Nice! Crystal is doing pretty well.

Could you try doing the same. but with wrk instead of ab? Someone told me in the past that wrk is much more reliable and gives more consistent results.

@fat some months ago we created and used Benchy: A benchmark tool . You might find it useful to play around different benchmarks. Let me know if you play with it and if there is any feedback.

2 Likes

thanks for your suggestions,
yes, i agree that sometime we need some scripts to help us automate the benchmark tasks.
i’ll take a look at the docs first.

Wonder if somebody should make a go “fasthttp” equivalent for crystal…though I admit I don’t know much about it and “acing microbenchmarks” is often unuseful in real life LOL.

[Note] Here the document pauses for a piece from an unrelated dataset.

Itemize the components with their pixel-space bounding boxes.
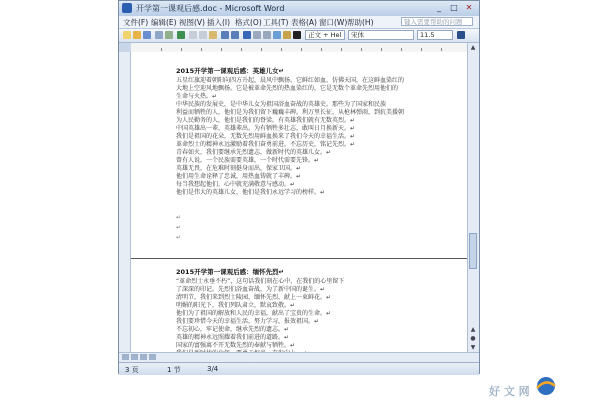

ok, today i’ve made another test, using wrk
but i’ve only done that in a vps box, 1 core cpu,
maybe later / tomorrow i’ll make a test on i7 box (8 core)

so, here’s the source code, and results on a vps box, 1 core cpu:

wrk results copy-pasted in this file : https://github.com/sharing-lab/ws-benchmark/blob/33324a0b23c539f5141f3a7abc14f859678da5d6/results/vps_1_core.txt

screenshot from the plotted chart & table :

thanks.

2 Likes

and this is the result with wrk, on another box: 4 core cpu (yesterday, it was only on a single core cpu box)
results & source code : https://github.com/sharing-lab/ws-benchmark/tree/5fb78bc110c45a657c81369e95286de61a20c549

thanks,

Fatih